HOME > Sudeste

Haddad rebate Tarcísio e diz que SP estaria em situação fiscal difícil sem apoio do governo federal

Em evento em São Paulo, ex-ministro da Fazenda diz que renegociação de dívidas evitou cenário mais difícil no estado e rebate ataques do governador

Tarcísio de Freitas e Fernando Haddad (Foto: Pablo Jacob/Governo do Estado de SP | Marcelo Camargo/Agência Brasil)

247 - Em evento realizado em São Paulo nesta quinta-feira (7), o ex-ministro da Fazenda Fernando Haddad (PT), pré-candidato ao governo paulista, afirmou que o estado estaria em situação fiscal mais difícil caso não houvesse apoio do governo federal na renegociação de dívidas. Haddad também avaliou o cenário estadual como preocupante e afirmou ter encontrado problemas estruturais desde que passou a se dedicar à disputa eleitoral, informa o jornal Folha de São Paulo.

Ao comentar declarações do governador Tarcísio de Freitas (Republicanos), que é pré-candidato à reeleição e tem criticado a política econômica do governo federal, Haddad reagiu às falas do adversário político. “Ele [Tarcísio] não precisa agradecer, mas não precisa mentir. Fica quieto. Eu, no lugar dele, ficava quieto. Agora, mentir? Ganhou o que com isso?”, disse o ex-ministro.

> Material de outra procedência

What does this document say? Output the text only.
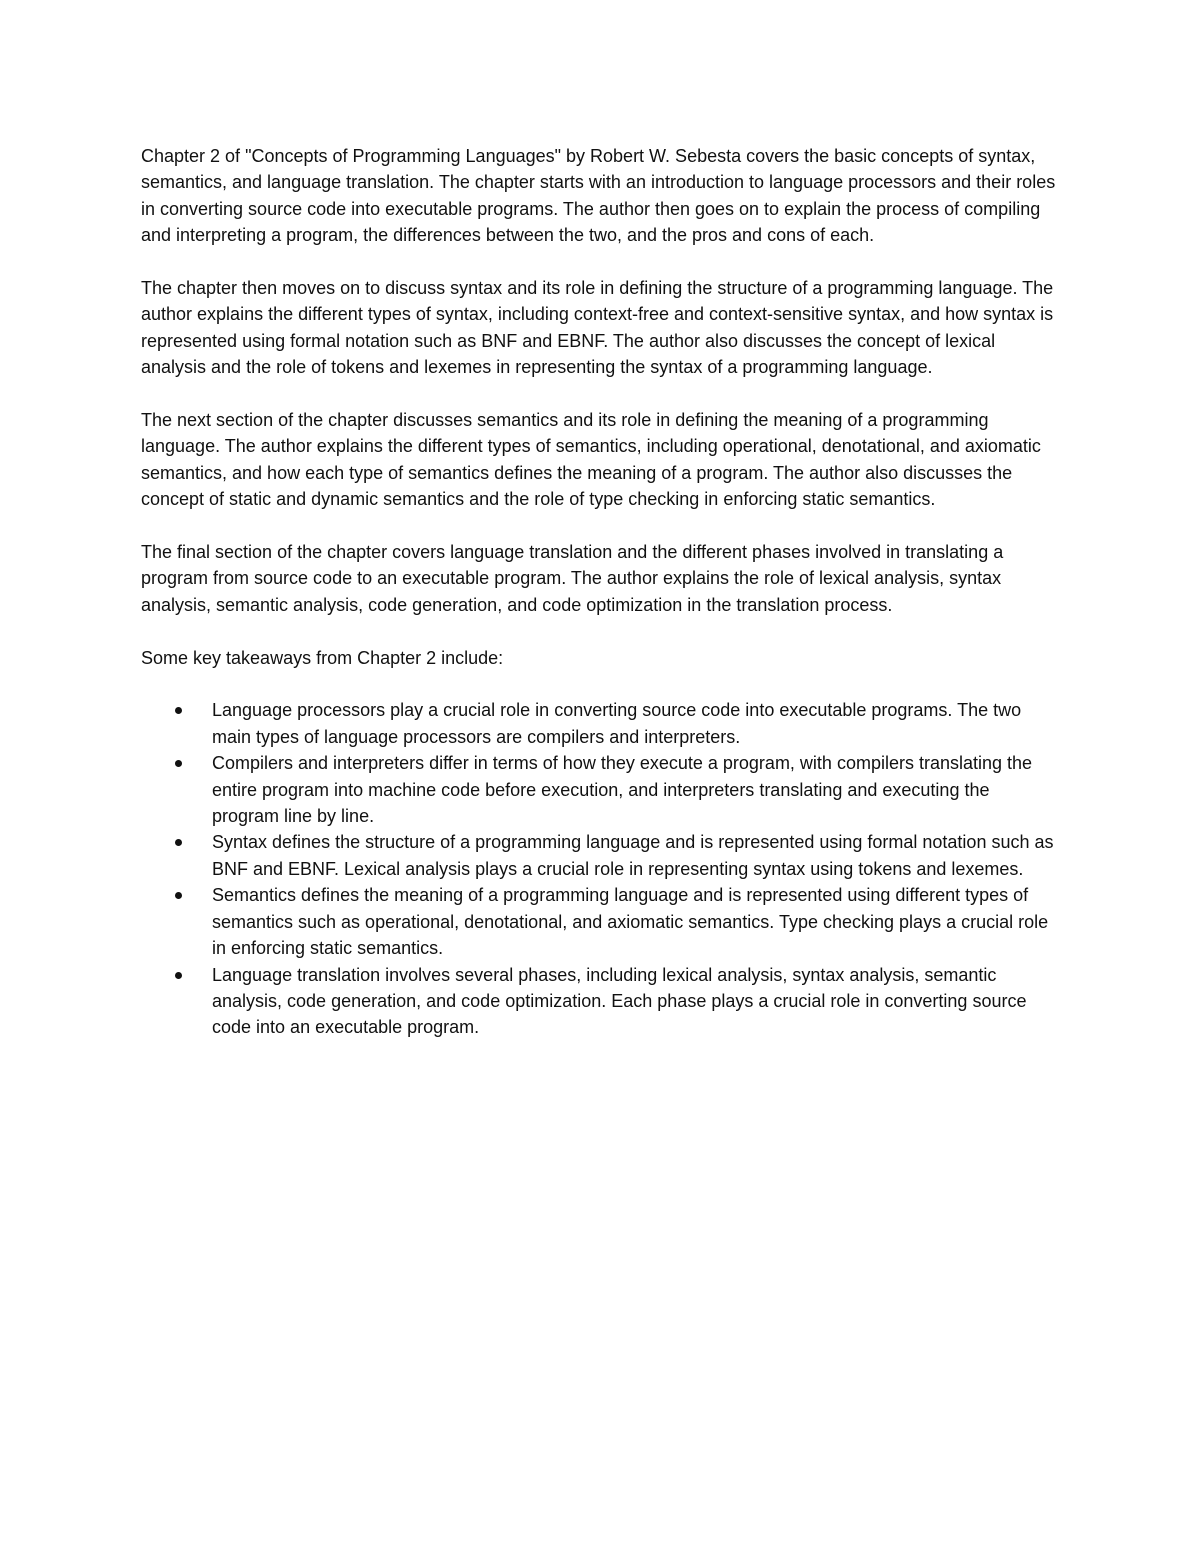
Chapter 2 of "Concepts of Programming Languages" by Robert W. Sebesta covers the basic concepts of syntax, semantics, and language translation. The chapter starts with an introduction to language processors and their roles in converting source code into executable programs. The author then goes on to explain the process of compiling and interpreting a program, the differences between the two, and the pros and cons of each.

The chapter then moves on to discuss syntax and its role in defining the structure of a programming language. The author explains the different types of syntax, including context-free and context-sensitive syntax, and how syntax is represented using formal notation such as BNF and EBNF. The author also discusses the concept of lexical analysis and the role of tokens and lexemes in representing the syntax of a programming language.

The next section of the chapter discusses semantics and its role in defining the meaning of a programming language. The author explains the different types of semantics, including operational, denotational, and axiomatic semantics, and how each type of semantics defines the meaning of a program. The author also discusses the concept of static and dynamic semantics and the role of type checking in enforcing static semantics.

The final section of the chapter covers language translation and the different phases involved in translating a program from source code to an executable program. The author explains the role of lexical analysis, syntax analysis, semantic analysis, code generation, and code optimization in the translation process.

Some key takeaways from Chapter 2 include:

Language processors play a crucial role in converting source code into executable programs. The two main types of language processors are compilers and interpreters.
Compilers and interpreters differ in terms of how they execute a program, with compilers translating the entire program into machine code before execution, and interpreters translating and executing the program line by line.
Syntax defines the structure of a programming language and is represented using formal notation such as BNF and EBNF. Lexical analysis plays a crucial role in representing syntax using tokens and lexemes.
Semantics defines the meaning of a programming language and is represented using different types of semantics such as operational, denotational, and axiomatic semantics. Type checking plays a crucial role in enforcing static semantics.
Language translation involves several phases, including lexical analysis, syntax analysis, semantic analysis, code generation, and code optimization. Each phase plays a crucial role in converting source code into an executable program.
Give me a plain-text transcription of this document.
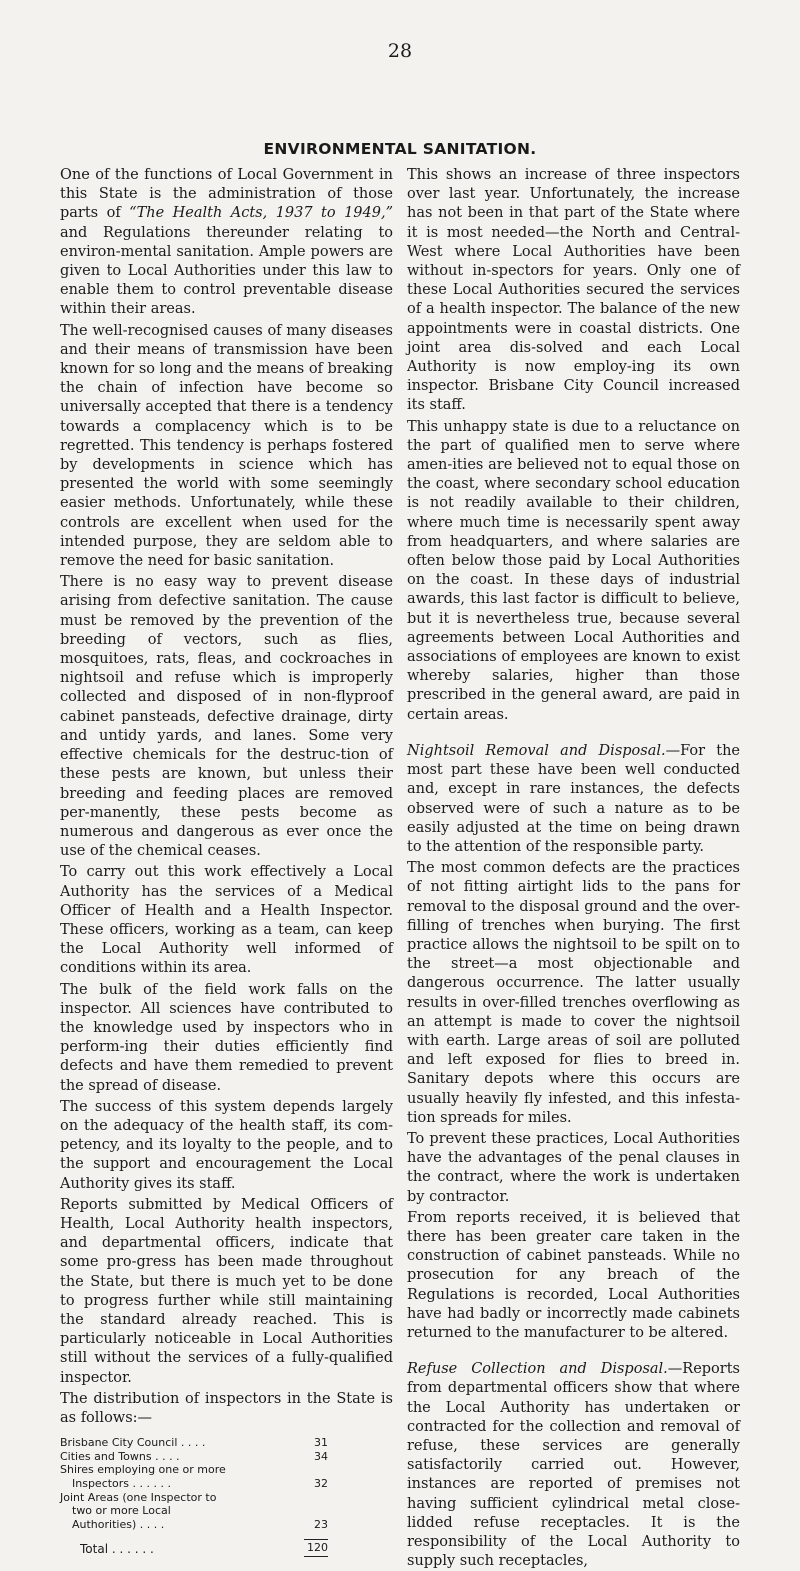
28
ENVIRONMENTAL SANITATION.

One of the functions of Local Government in this State is the administration of those parts of “The Health Acts, 1937 to 1949,” and Regulations thereunder relating to environ-mental sanitation. Ample powers are given to Local Authorities under this law to enable them to control preventable disease within their areas.

The well-recognised causes of many diseases and their means of transmission have been known for so long and the means of breaking the chain of infection have become so universally accepted that there is a tendency towards a complacency which is to be regretted. This tendency is perhaps fostered by developments in science which has presented the world with some seemingly easier methods. Unfortunately, while these controls are excellent when used for the intended purpose, they are seldom able to remove the need for basic sanitation.

There is no easy way to prevent disease arising from defective sanitation. The cause must be removed by the prevention of the breeding of vectors, such as flies, mosquitoes, rats, fleas, and cockroaches in nightsoil and refuse which is improperly collected and disposed of in non-flyproof cabinet pansteads, defective drainage, dirty and untidy yards, and lanes. Some very effective chemicals for the destruc-tion of these pests are known, but unless their breeding and feeding places are removed per-manently, these pests become as numerous and dangerous as ever once the use of the chemical ceases.

To carry out this work effectively a Local Authority has the services of a Medical Officer of Health and a Health Inspector. These officers, working as a team, can keep the Local Authority well informed of conditions within its area.

The bulk of the field work falls on the inspector. All sciences have contributed to the knowledge used by inspectors who in perform-ing their duties efficiently find defects and have them remedied to prevent the spread of disease.

The success of this system depends largely on the adequacy of the health staff, its com-petency, and its loyalty to the people, and to the support and encouragement the Local Authority gives its staff.

Reports submitted by Medical Officers of Health, Local Authority health inspectors, and departmental officers, indicate that some pro-gress has been made throughout the State, but there is much yet to be done to progress further while still maintaining the standard already reached. This is particularly noticeable in Local Authorities still without the services of a fully-qualified inspector.

The distribution of inspectors in the State is as follows:—

Brisbane City Council . . . .	31
Cities and Towns . . . .	34
Shires employing one or more
Inspectors . . . . . .	32
Joint Areas (one Inspector to
two or more Local
Authorities) . . . .	23
Total . . . . . .	120

This shows an increase of three inspectors over last year. Unfortunately, the increase has not been in that part of the State where it is most needed—the North and Central-West where Local Authorities have been without in-spectors for years. Only one of these Local Authorities secured the services of a health inspector. The balance of the new appointments were in coastal districts. One joint area dis-solved and each Local Authority is now employ-ing its own inspector. Brisbane City Council increased its staff.

This unhappy state is due to a reluctance on the part of qualified men to serve where amen-ities are believed not to equal those on the coast, where secondary school education is not readily available to their children, where much time is necessarily spent away from headquarters, and where salaries are often below those paid by Local Authorities on the coast. In these days of industrial awards, this last factor is difficult to believe, but it is nevertheless true, because several agreements between Local Authorities and associations of employees are known to exist whereby salaries, higher than those prescribed in the general award, are paid in certain areas.

Nightsoil Removal and Disposal.—For the most part these have been well conducted and, except in rare instances, the defects observed were of such a nature as to be easily adjusted at the time on being drawn to the attention of the responsible party.

The most common defects are the practices of not fitting airtight lids to the pans for removal to the disposal ground and the over-filling of trenches when burying. The first practice allows the nightsoil to be spilt on to the street—a most objectionable and dangerous occurrence. The latter usually results in over-filled trenches overflowing as an attempt is made to cover the nightsoil with earth. Large areas of soil are polluted and left exposed for flies to breed in. Sanitary depots where this occurs are usually heavily fly infested, and this infesta-tion spreads for miles.

To prevent these practices, Local Authorities have the advantages of the penal clauses in the contract, where the work is undertaken by contractor.

From reports received, it is believed that there has been greater care taken in the construction of cabinet pansteads. While no prosecution for any breach of the Regulations is recorded, Local Authorities have had badly or incorrectly made cabinets returned to the manufacturer to be altered.

Refuse Collection and Disposal.—Reports from departmental officers show that where the Local Authority has undertaken or contracted for the collection and removal of refuse, these services are generally satisfactorily carried out. However, instances are reported of premises not having sufficient cylindrical metal close-lidded refuse receptacles. It is the responsibility of the Local Authority to supply such receptacles,
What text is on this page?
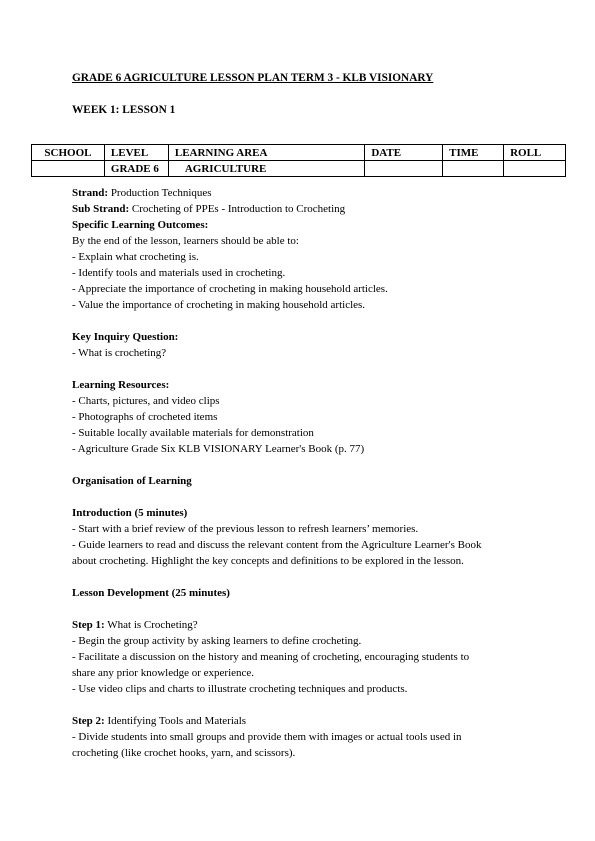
GRADE 6 AGRICULTURE LESSON PLAN TERM 3 - KLB VISIONARY
WEEK 1: LESSON 1
SCHOOL	LEVEL	LEARNING AREA	DATE	TIME	ROLL
	GRADE 6	AGRICULTURE			
Strand: Production Techniques
Sub Strand: Crocheting of PPEs - Introduction to Crocheting
Specific Learning Outcomes:
By the end of the lesson, learners should be able to:
- Explain what crocheting is.
- Identify tools and materials used in crocheting.
- Appreciate the importance of crocheting in making household articles.
- Value the importance of crocheting in making household articles.
Key Inquiry Question:
- What is crocheting?
Learning Resources:
- Charts, pictures, and video clips
- Photographs of crocheted items
- Suitable locally available materials for demonstration
- Agriculture Grade Six KLB VISIONARY Learner's Book (p. 77)
Organisation of Learning
Introduction (5 minutes)
- Start with a brief review of the previous lesson to refresh learners’ memories.
- Guide learners to read and discuss the relevant content from the Agriculture Learner's Book
about crocheting. Highlight the key concepts and definitions to be explored in the lesson.
Lesson Development (25 minutes)
Step 1: What is Crocheting?
- Begin the group activity by asking learners to define crocheting.
- Facilitate a discussion on the history and meaning of crocheting, encouraging students to
share any prior knowledge or experience.
- Use video clips and charts to illustrate crocheting techniques and products.
Step 2: Identifying Tools and Materials
- Divide students into small groups and provide them with images or actual tools used in
crocheting (like crochet hooks, yarn, and scissors).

Tarcísio afirmou nesta semana que Haddad teria “quebrado o Brasil”, declaração que intensificou o embate entre os dois. O ex-ministro também criticou a forma como parte da imprensa tem tratado a gestão paulista. Segundo ele, há falta de cobertura sobre as finanças do estado.

“Eu não vejo a imprensa dizer a verdade sobre o que está acontecendo, com a contundência com que tratam os assuntos que nos dizem respeito. Não tem uma matéria sobre as finanças do estado de São Paulo”, afirmou.

Em outro momento, o ex-ministro criticou editoriais do jornal Folha de S.Paulo. “Eu estava falando com uma pessoa que, só da Folha, teve 150 editoriais contados. Eu sempre acho graça. Porque, primeiro, ninguém lê. Segundo, é uma prova a meu favor.”

Decisão de disputar o governo paulista

Haddad afirmou ainda que resistiu inicialmente a disputar o governo de São Paulo, pois estava voltado a discussões de âmbito nacional. Segundo ele, a decisão foi influenciada por conversas com o presidente Luiz Inácio Lula da Silva (PT).

“Eu não tinha expectativa de encontrar o quadro que encontrei. Encontrei muitos problemas que pensei que já tivessem sido endereçados”, disse, ao citar dificuldades nas áreas de segurança, educação e saúde.

Ele também afirmou que há insatisfação em diferentes setores do funcionalismo público estadual, incluindo policiais civis, militares e professores.

Economia e cenário nacional

No campo econômico, Haddad defendeu o equilíbrio fiscal e afirmou ser possível avançar em áreas estratégicas do país, como biocombustíveis, terras raras e energias renováveis.

“A política que vai dizer se vamos aproveitar essa janela de oportunidade ou se vamos praticar o esporte nacional predileto, que é perder as oportunidades que se abrem”, declarou.

O ex-ministro também demonstrou otimismo em relação ao futuro do país. Haddad reforçou ainda a defesa de responsabilidade fiscal. “Todo mundo vai ter que colaborar na medida de suas forças. O sacrifício maior não pode ser de quem ganha um salário mínimo.”

Flávio Bolsonaro e investigações

Em entrevista após o evento, Haddad afirmou que o senador Flávio Bolsonaro (PL), pré-candidato à Presidência, não é devidamente compreendido pela opinião pública e defendeu que sua trajetória seja investigada com transparência.

“As pessoas não têm ideia a respeito de quem é o senador Flávio Bolsonaro (PL). Espero que a campanha mostre como ele angariou esse patrimônio considerável que detém e quem são os amigos dele”, disse.

O ex-ministro também mencionou investigações relacionadas ao banco Master e defendeu maior transparência nas apurações conduzidas por órgãos de investigação.